Marlis Betschart etwa, Stadtarchivarin von Winterthur, moniert im «Tages-Anzeiger»: «Er sucht in der Geschichte Bezüge zu sich selber und seinen Werten», was wie ein schwerer Vorwurf wiegt, aber ins Leere fällt, denn tatsächlich beschäftigen sich auch die meisten Historiker mit Dingen, die mit ihnen zu tun haben, ob im positiven oder negativen Sinn. Wenn ein linker Forscher die Verwicklungen eines schweizerischen Handelshauses in die amerikanische Sklavenwirtschaft untersucht, dann tut er dies bestimmt nicht, weil ihn die Sklavenwirtschaft kalt liesse, sondern weil er glaubt, damit einen Teil der Schweizer Geschichte kritisch aufzuarbeiten. Sein Bezug ist persönlich, wenn nicht politisch, ihm geht es genauso um Werte. Darüber hinaus stört sich Betschart daran, dass Blocher sich bloss um das «Glorreiche» kümmere und anderes weglasse, wie etwa die «Lebenswelt der Arbeiter». Gewiss, auch das ist «spannend», um im Jargon von Betschart zu bleiben, aber Blocher möchte über die Gebrüder Sulzer als Gründer eines Weltunternehmens etwas erzählen, nicht deren Arbeiter, die Arbeit fanden, weil es die Gebrüder Sulzer gab. Wer Geschichte schreibt, wählt aus, unmöglich ist es, über alles zu ­berichten. Warum nicht einmal über etwas Neues? Betschart ist in diesem Fall die Konservative, nicht Blocher.

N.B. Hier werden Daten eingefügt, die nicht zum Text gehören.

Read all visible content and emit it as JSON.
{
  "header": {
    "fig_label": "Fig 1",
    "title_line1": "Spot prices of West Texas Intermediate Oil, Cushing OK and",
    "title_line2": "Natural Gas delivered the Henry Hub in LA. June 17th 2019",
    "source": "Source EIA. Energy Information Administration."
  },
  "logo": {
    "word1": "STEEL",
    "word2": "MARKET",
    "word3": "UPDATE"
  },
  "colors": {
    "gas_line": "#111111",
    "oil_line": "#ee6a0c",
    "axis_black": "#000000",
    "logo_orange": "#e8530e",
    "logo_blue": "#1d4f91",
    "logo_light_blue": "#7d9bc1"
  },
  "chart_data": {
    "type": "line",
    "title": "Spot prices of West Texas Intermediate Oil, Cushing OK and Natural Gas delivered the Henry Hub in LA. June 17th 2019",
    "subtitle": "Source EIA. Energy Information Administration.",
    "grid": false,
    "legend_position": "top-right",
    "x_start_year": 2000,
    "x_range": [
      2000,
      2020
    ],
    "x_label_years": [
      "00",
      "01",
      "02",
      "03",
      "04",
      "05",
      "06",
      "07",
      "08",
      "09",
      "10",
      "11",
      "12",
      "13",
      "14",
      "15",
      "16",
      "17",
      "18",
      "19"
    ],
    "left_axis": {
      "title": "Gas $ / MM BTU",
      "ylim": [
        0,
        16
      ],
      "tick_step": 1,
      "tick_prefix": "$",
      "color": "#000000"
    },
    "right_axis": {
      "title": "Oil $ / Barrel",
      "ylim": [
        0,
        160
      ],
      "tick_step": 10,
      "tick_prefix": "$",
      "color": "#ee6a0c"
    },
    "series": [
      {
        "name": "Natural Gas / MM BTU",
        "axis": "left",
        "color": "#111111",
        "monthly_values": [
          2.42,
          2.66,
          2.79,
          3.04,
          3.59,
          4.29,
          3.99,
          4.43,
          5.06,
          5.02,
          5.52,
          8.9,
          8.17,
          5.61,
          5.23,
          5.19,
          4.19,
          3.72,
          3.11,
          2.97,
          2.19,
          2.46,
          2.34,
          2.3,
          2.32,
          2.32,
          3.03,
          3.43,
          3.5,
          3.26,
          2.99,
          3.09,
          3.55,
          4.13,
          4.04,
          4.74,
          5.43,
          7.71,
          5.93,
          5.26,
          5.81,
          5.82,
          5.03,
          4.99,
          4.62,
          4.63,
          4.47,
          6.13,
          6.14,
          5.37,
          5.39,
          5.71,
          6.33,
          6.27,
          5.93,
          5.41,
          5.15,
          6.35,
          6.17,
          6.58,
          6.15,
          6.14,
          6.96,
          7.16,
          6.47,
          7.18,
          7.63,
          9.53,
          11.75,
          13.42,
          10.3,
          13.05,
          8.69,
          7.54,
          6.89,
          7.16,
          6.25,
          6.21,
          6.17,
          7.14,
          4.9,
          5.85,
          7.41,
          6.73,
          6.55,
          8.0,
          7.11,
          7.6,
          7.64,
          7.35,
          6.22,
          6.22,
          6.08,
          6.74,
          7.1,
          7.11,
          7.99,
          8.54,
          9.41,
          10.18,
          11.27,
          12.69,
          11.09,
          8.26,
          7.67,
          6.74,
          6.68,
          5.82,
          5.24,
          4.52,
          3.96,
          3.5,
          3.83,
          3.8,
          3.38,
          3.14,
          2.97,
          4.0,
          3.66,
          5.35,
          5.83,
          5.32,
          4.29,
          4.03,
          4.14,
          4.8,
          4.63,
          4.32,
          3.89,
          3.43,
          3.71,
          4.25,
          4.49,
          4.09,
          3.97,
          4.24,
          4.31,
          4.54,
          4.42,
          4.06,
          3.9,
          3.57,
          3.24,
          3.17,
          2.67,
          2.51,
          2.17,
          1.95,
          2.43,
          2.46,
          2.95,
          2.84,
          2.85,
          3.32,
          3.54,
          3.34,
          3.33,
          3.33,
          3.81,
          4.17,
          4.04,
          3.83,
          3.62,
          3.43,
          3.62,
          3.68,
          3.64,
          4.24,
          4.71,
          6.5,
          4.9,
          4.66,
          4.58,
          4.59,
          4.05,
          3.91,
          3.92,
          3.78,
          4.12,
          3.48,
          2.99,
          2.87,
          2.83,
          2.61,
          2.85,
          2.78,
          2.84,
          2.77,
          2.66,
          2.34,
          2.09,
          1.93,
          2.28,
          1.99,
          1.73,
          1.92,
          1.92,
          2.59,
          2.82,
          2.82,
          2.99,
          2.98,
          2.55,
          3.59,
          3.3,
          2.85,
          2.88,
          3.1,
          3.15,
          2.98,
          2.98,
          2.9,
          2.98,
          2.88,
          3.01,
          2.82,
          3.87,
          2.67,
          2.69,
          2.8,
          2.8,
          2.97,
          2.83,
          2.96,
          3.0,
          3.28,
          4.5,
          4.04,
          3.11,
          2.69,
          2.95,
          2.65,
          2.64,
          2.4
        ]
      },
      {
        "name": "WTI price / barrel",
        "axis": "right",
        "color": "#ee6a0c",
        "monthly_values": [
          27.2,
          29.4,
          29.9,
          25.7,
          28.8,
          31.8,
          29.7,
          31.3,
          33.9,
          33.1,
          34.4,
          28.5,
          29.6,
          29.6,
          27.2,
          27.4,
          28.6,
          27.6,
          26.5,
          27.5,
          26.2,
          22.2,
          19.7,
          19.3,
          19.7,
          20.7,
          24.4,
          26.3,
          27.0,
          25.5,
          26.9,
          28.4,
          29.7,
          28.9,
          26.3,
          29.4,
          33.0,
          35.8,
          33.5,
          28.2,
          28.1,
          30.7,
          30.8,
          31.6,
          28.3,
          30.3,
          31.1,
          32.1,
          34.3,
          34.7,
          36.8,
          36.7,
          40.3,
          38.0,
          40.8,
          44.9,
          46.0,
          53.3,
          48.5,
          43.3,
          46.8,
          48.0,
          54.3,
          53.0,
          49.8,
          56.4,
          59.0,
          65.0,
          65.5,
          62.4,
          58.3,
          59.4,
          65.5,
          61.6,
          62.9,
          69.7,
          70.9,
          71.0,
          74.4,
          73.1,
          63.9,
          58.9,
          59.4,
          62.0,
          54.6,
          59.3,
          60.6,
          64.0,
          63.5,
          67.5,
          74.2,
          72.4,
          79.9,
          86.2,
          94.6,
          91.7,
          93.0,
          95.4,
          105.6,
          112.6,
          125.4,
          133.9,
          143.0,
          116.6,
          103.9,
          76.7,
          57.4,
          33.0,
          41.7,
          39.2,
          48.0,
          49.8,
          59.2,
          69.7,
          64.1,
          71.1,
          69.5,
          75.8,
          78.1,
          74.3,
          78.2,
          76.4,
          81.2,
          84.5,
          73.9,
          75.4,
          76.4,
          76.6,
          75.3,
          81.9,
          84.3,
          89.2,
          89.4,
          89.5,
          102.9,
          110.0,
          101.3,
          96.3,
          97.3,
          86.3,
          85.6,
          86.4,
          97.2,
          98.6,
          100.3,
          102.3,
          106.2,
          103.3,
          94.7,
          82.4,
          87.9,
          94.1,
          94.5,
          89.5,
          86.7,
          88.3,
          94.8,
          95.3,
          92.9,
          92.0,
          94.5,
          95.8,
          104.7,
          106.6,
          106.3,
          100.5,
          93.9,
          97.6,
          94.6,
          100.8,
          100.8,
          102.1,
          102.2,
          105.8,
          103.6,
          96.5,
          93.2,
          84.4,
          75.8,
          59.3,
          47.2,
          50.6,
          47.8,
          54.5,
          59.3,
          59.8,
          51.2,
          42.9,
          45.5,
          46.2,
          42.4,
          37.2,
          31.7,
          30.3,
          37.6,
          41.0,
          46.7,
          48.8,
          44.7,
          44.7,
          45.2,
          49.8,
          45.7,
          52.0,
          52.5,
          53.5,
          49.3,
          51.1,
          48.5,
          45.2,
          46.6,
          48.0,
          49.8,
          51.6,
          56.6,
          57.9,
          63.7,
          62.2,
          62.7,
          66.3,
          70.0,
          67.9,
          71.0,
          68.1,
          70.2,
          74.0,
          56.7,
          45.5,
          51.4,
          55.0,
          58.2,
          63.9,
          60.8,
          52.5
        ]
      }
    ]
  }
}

Denn über die «Lebenswelt der Arbeiter während der Industrialisierung» sind seit den 1960er-Jahren zahllose Bücher erschienen, während die Schweizer Historiker sich kaum mit den Unternehmern beschäftigt haben. Es ­mangelt an einschlägigen, wissenschaftlichen Biografien, was in einem Land, wo die Unternehmer wohl zu den wirkungsmächtigsten Akteuren der Geschichte gehören, ­einigermassen erstaunt. Wie ist das zu erklären? Mit einer etwas einseitigen Perspektive, die aber nicht ­Blocher anzulasten ist, sondern den professionellen ­Historikern, die seit den 70er-Jahren mehrheitlich der Linken zuneigen und deshalb die Unternehmer eher als uninteressant, wenn nicht problematisch ansehen. Mit ­anderen Worten, sie verhielten sich selektiv, ohne sich dafür zu entschuldigen. Wenn aber ein konservativer ­Politiker die gleiche «selektive» Vorgehensweise anwendet, dann ist Feuer im Dach.

Was die Historiker indes viel mehr beunruhigen ­müsste, ist die Tatsache, dass sie selber nicht mehr in der Lage sind, eine Debatte anzustossen. Es fehlt ihnen das Gespür für Brisanz, sie schreiben unverständlich, sie murmeln etwas in den Bart und wenn sie nicht mehr weiter wissen, erklären sie eine Schlacht wie Marignano für bedeutungslos und weigern sich, etwas zu sagen. Zum Jubiläum des Generalstreiks im November 2018 wollten sie den Konservativen für einmal zuvorkommen, doch am Ende hielt Christoph Blocher eine Rede, und fast alle sprachen nur mehr davon – auch die Historiker, die daran erinnerten, dass Blocher kein Historiker sei.